Depuis sa mise en ligne ce lundi, Toute la vie, le nouveau single des Enfoirés, suscite la polémique sur les réseaux sociaux. La chanson est accusée d’être réactionnaire et « anti-jeune ». Ecrite et composée par Jean-Jacques Goldman, elle met en scène un dialogue intergénérationnel. Les adolescents reprochent aux adultes de s’être égoïstement gavés dans le monde de l’avant-crise, en ne leur laissant que des miettes. « Vous aviez tout : paix, liberté, plein emploi. Nous c’est chômage, violence, sida » protestent les jeunes, via la voix de choristes. « Tout ce qu’on a, il a fallu le gagner. A vous de jouer, mais faudrait vous bouger », ripostent les seconds, interprétés par les Enfoirés.
D’emblée,
désamorçons la polémique qui est nulle et non avenue. Vendredi, Jean-Jacques
Goldman a publié un communiqué pour défendre sa chanson. D’après lui, point
d’anti-jeunisme mais simplement « des adolescents qui reprochent aux
générations qui les ont précédés l’état du monde qu’ils leur laissent :
pollution, chômage, violence, dette, misère ». Et l’auteur de Quand la musique est bonne d’ajouter :
les « adultes […] leur répondent comme trop souvent : en se
dédouanant et avec mauvaise foi, mais en espérant qu’ils feront mieux. » Toute la vie n’est donc qu’une
chanson qui traite du conflit des générations –thème classique s’il en est.
Dans ce cas, pourquoi une telle polémique ? Pourquoi un tel
malentendu ? Parce que l’exécrable qualité de la chanson réussit à brouiller un message pourtant clair
et consensuel.
Fades et
insignifiantes, les paroles semblent avoir été écrites à la va-vite. Dès la
première strophe, un non-sens vient méduser l’auditeur. « Des portes
closes et des nuages sombres, c’est notre héritage, notre horizon. Le futur et
le passé nous encombrent. Avez-vous compris la question ? »

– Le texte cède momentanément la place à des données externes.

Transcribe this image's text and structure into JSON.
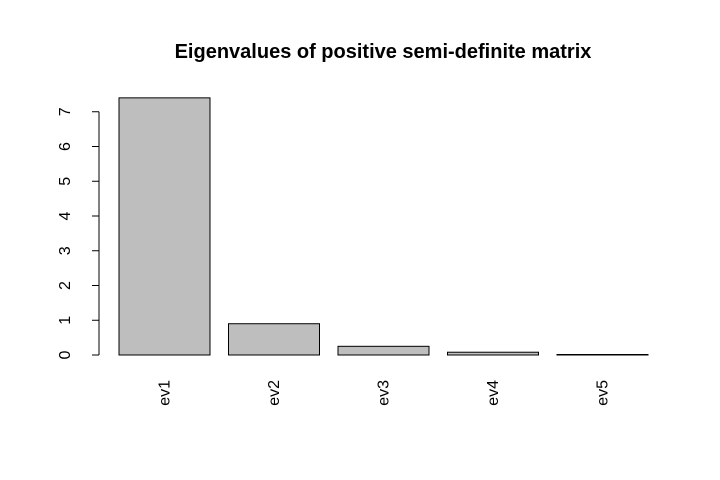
{
  "chart_data": {
    "type": "bar",
    "title": "Eigenvalues of positive semi-definite matrix",
    "xlabel": "",
    "ylabel": "",
    "categories": [
      "ev1",
      "ev2",
      "ev3",
      "ev4",
      "ev5"
    ],
    "values": [
      7.4,
      0.9,
      0.25,
      0.08,
      0.01
    ],
    "ylim": [
      0,
      7
    ],
    "yticks": [
      0,
      1,
      2,
      3,
      4,
      5,
      6,
      7
    ],
    "bar_color": "#bebebe",
    "grid": false,
    "legend": "none"
  }
}
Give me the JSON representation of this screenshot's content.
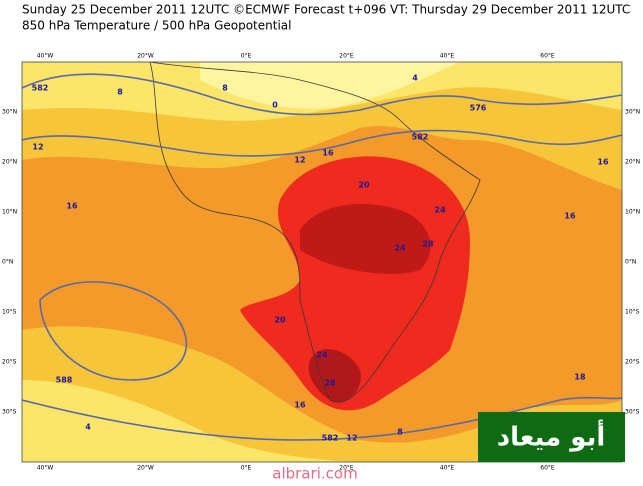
{
  "header": {
    "line1": "Sunday 25 December 2011 12UTC ©ECMWF Forecast t+096 VT: Thursday 29 December 2011 12UTC",
    "line2": "850 hPa Temperature / 500 hPa Geopotential"
  },
  "map": {
    "lon_labels": [
      "40°W",
      "20°W",
      "0°E",
      "20°E",
      "40°E",
      "60°E"
    ],
    "lat_labels": [
      "30°N",
      "20°N",
      "10°N",
      "0°N",
      "10°S",
      "20°S",
      "30°S"
    ],
    "contour_labels": [
      "582",
      "8",
      "8",
      "0",
      "4",
      "576",
      "582",
      "12",
      "12",
      "16",
      "16",
      "20",
      "24",
      "24",
      "28",
      "20",
      "24",
      "28",
      "16",
      "588",
      "582",
      "12",
      "8",
      "16",
      "16",
      "18",
      "4"
    ]
  },
  "logo": "أبو ميعاد",
  "footer": "albrari.com"
}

s’exclament les jeunes. « NON », hurlent en chœur les adultes. Tout à
chacun aura relevé qu’aucune question n’a été formulée. Jean-Jacques Goldmann
se contente du minimum syndical et accouche d’une mélodie poussive et
insipide. Avec son refrain aussi
efficace qu’indigent, Toute la vie
a tout du produit standardisé et calibré pour la radio. Musicalement, la médiocrité
reste de mise. De la variété française sans âme qui cherche en vain à être dans
le vent. Ainsi peut-on entendre ça et là une guitare qui se veut funky, et des
contrechants autotunés signés –rappeur de la troupe oblige- MC Solaar. De plus,
les choristes qui incarnent la jeune génération chantent d’une voix de crécelle
réellement horripilante. A cela s’ajoutent quelques touches de ringardise
telles des nappes de synthé obsolètes
depuis quinze ans ou la coutumière vocalise finale d’Amel Bent.
Un clip
ridicule
Toute la vie est une chanson fade et à la
limite du grotesque. Une limite que son clip fait voler en éclats. On y voit la
troupe des Enfoirés faire face au groupe de jeunes choristes. Les adultes face
aux adolescents. Les deux camps se lancent dans un jeu de question-réponse tout
en chantant de concert. Dans l’un comme dans l’autre, deux attitudes
s’imposent. Soit la personne surjoue, soit elle donne l’impression de vouloir
tout, sauf être là. Par exemple, Michèle Laroque confond expression de joie et
grimace. A contrario, Maxime Leforestier a l’air tellement heureux de
participer au clip qu’il est en statique de plaisir durant quatre minutes.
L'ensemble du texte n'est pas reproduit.